ユーロ圏経済見通しにばらつき:水谷
ユーロが強いのが際立ちます。そしてユーロ圏各国によって緊縮財政をとることにより、ばらつきが目立つようです。
良い国からは、スペインがあげられます。少しえこひいき気味ですが。財政赤字が問題で9年には対GDP比で11.2%であったものが、今年は9.3%まで下がる見通しです。11年には緊縮財政により6%まで下がる見通し、そして13年には欧州連合の加盟条件としての安定協定3%をクリアするとのことです。11年には予算が10年比で16%削減すると方針をサルガド経済相は明言します。日本の国家予算でいうと、80兆円の予算を67兆円規模にするようなもので、税収が今年度通り見込めると44兆円の赤字国債発行が31兆円に抑えられるというわけだ。今年のGDPはマイナス成長であるが、来年はとんとんの水準にまで回復する。スペイン国債10年の利回りはここのところ4.2%で落ち着いている。しかし、一つ釘を刺しておくと、不動産バブルの後遺症は至る所で見られ、本当の景気回復には程遠いと言うのが本当のところです。
反対に最近目立つのはアイルランドの財政問題、そして信用不安です。下記グラフはアイルランド国債10年とドイツ国債10年の利回り推移です。9月に入ってからの両者の利回り格差は拡大の一歩です。ドイツ国債が現在2.25%, アイルランド国債が6.95%です。その差が466bpsと9月1日の353bpsからは大きく広がりました。こちらもITバブル崩壊の余波を受けた結果と言えます。アングロ・アイリッシュ銀行が国有化され、資産を2分割することで再生を目指す方針であると言われています。しかし、市場からはNOと言われているようであり、格付け機関ムーディーズ社は格下げに踏み切りました。国家財政にしても対GDP比では今年25%の財政赤字を記録する見通しです。

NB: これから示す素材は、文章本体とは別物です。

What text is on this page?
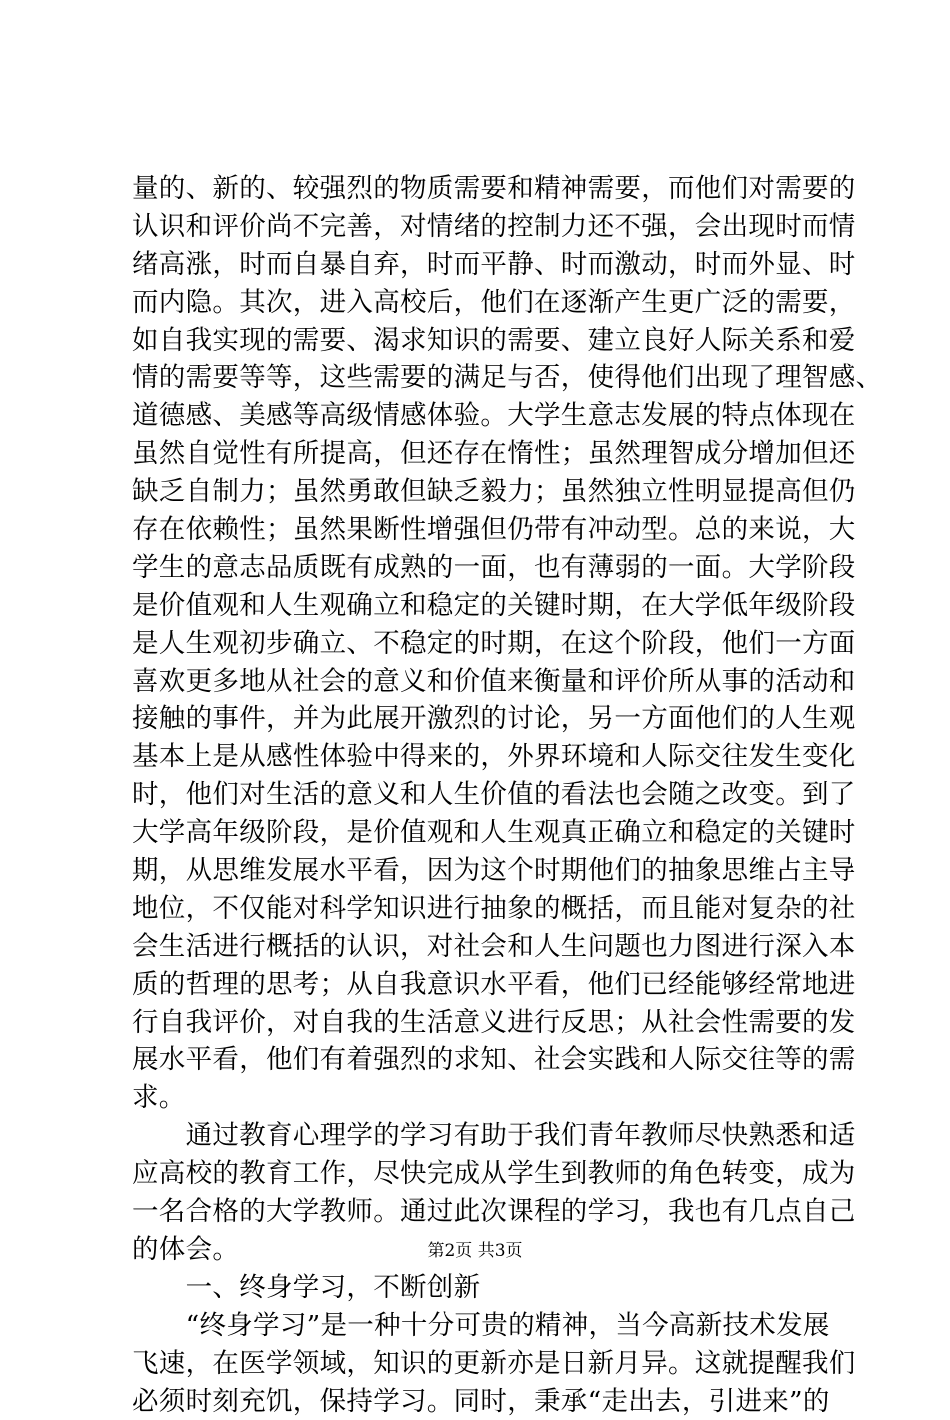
量的、新的、较强烈的物质需要和精神需要，而他们对需要的
认识和评价尚不完善，对情绪的控制力还不强，会出现时而情
绪高涨，时而自暴自弃，时而平静、时而激动，时而外显、时
而内隐。其次，进入高校后，他们在逐渐产生更广泛的需要，
如自我实现的需要、渴求知识的需要、建立良好人际关系和爱
情的需要等等，这些需要的满足与否，使得他们出现了理智感、
道德感、美感等高级情感体验。大学生意志发展的特点体现在
虽然自觉性有所提高，但还存在惰性；虽然理智成分增加但还
缺乏自制力；虽然勇敢但缺乏毅力；虽然独立性明显提高但仍
存在依赖性；虽然果断性增强但仍带有冲动型。总的来说，大
学生的意志品质既有成熟的一面，也有薄弱的一面。大学阶段
是价值观和人生观确立和稳定的关键时期，在大学低年级阶段
是人生观初步确立、不稳定的时期，在这个阶段，他们一方面
喜欢更多地从社会的意义和价值来衡量和评价所从事的活动和
接触的事件，并为此展开激烈的讨论，另一方面他们的人生观
基本上是从感性体验中得来的，外界环境和人际交往发生变化
时，他们对生活的意义和人生价值的看法也会随之改变。到了
大学高年级阶段，是价值观和人生观真正确立和稳定的关键时
期，从思维发展水平看，因为这个时期他们的抽象思维占主导
地位，不仅能对科学知识进行抽象的概括，而且能对复杂的社
会生活进行概括的认识，对社会和人生问题也力图进行深入本
质的哲理的思考；从自我意识水平看，他们已经能够经常地进
行自我评价，对自我的生活意义进行反思；从社会性需要的发
展水平看，他们有着强烈的求知、社会实践和人际交往等的需
求。
　　通过教育心理学的学习有助于我们青年教师尽快熟悉和适
应高校的教育工作，尽快完成从学生到教师的角色转变，成为
一名合格的大学教师。通过此次课程的学习，我也有几点自己
的体会。
　　一、终身学习，不断创新
　　“终身学习”是一种十分可贵的精神，当今高新技术发展
飞速，在医学领域，知识的更新亦是日新月异。这就提醒我们
必须时刻充饥，保持学习。同时，秉承“走出去，引进来”的
第2页 共3页
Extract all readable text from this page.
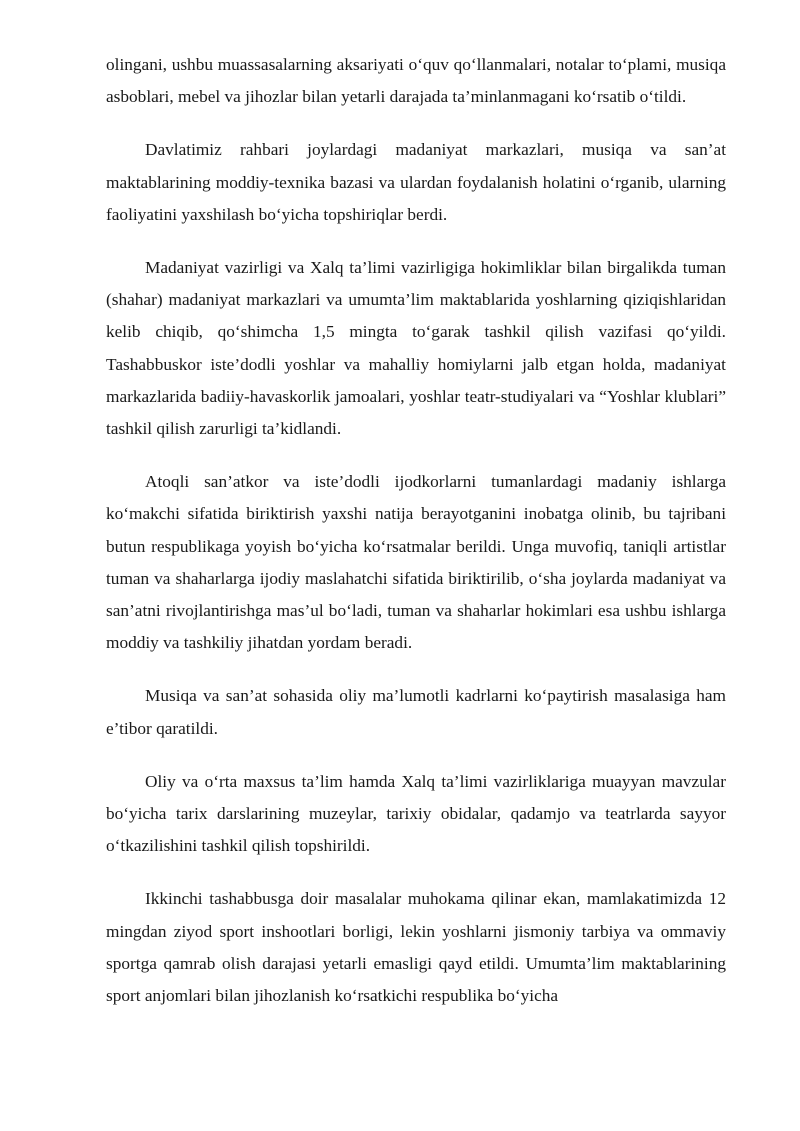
olingani, ushbu muassasalarning aksariyati o‘quv qo‘llanmalari, notalar to‘plami, musiqa asboblari, mebel va jihozlar bilan yetarli darajada ta’minlanmagani ko‘rsatib o‘tildi.

Davlatimiz rahbari joylardagi madaniyat markazlari, musiqa va san’at maktablarining moddiy-texnika bazasi va ulardan foydalanish holatini o‘rganib, ularning faoliyatini yaxshilash bo‘yicha topshiriqlar berdi.

Madaniyat vazirligi va Xalq ta’limi vazirligiga hokimliklar bilan birgalikda tuman (shahar) madaniyat markazlari va umumta’lim maktablarida yoshlarning qiziqishlaridan kelib chiqib, qo‘shimcha 1,5 mingta to‘garak tashkil qilish vazifasi qo‘yildi. Tashabbuskor iste’dodli yoshlar va mahalliy homiylarni jalb etgan holda, madaniyat markazlarida badiiy-havaskorlik jamoalari, yoshlar teatr-studiyalari va “Yoshlar klublari” tashkil qilish zarurligi ta’kidlandi.

Atoqli san’atkor va iste’dodli ijodkorlarni tumanlardagi madaniy ishlarga ko‘makchi sifatida biriktirish yaxshi natija berayotganini inobatga olinib, bu tajribani butun respublikaga yoyish bo‘yicha ko‘rsatmalar berildi. Unga muvofiq, taniqli artistlar tuman va shaharlarga ijodiy maslahatchi sifatida biriktirilib, o‘sha joylarda madaniyat va san’atni rivojlantirishga mas’ul bo‘ladi, tuman va shaharlar hokimlari esa ushbu ishlarga moddiy va tashkiliy jihatdan yordam beradi.

Musiqa va san’at sohasida oliy ma’lumotli kadrlarni ko‘paytirish masalasiga ham e’tibor qaratildi.

Oliy va o‘rta maxsus ta’lim hamda Xalq ta’limi vazirliklariga muayyan mavzular bo‘yicha tarix darslarining muzeylar, tarixiy obidalar, qadamjo va teatrlarda sayyor o‘tkazilishini tashkil qilish topshirildi.

Ikkinchi tashabbusga doir masalalar muhokama qilinar ekan, mamlakatimizda 12 mingdan ziyod sport inshootlari borligi, lekin yoshlarni jismoniy tarbiya va ommaviy sportga qamrab olish darajasi yetarli emasligi qayd etildi. Umumta’lim maktablarining sport anjomlari bilan jihozlanish ko‘rsatkichi respublika bo‘yicha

またベルギーの政治空白をリスクとして指摘する記事を目にしました。民族がフランス系とオランダ系に2分割しており、これがそもそもの政治空白を生んだ要因です。オランダ系の新フランドル同盟が6月の総選挙で第1党に躍進するものの、連立政権交渉に失敗して現在に至っています。10年国債は3.13%とドイツ国債を88bps上回った水準です。でも健全ですね。公的債務残高が対GDP比で97%とユーロ圏では、イタリア、ギリシャについで高いのが懸念要因です。しかし、ベルギーはダイヤモンドの研磨技術では世界有数であり、多くの産業が存在し、経済的には豊かと言えます。貯蓄が約1兆ドルと対GDP比で180%と高い。財政赤字は4.5%とユーロ圏では最低クラスです。日本同様に財政赤字を対外依存することなく、国内の貯蓄でまかなえると言える。状況からしてユーロ売りの材料にはならないのではという水準です。
ユーロ高の基調が強い。それはFRBが追加金融緩和策に11月初旬のFOMCで実施するのではとの臆測から、金利低下、ドル売りの流れになっているため、結果としてユーロ買いになっている面があるのではと思います。アイルランド、そしてポルトガル、ギリシャも財政赤字問題があり、このようなユーロ売り材料が出ると、どうしても利食い売り材料にされる傾向があります。相場はどうしてもポジションが一方に傾くと不安感が増してきます。ガス抜きを時々する必要があります。格好の利食い材料の標的にされます。ガス抜きが終ると再びユーロ買いの相場となります。それが現在のユーロ相場ではなかろうか!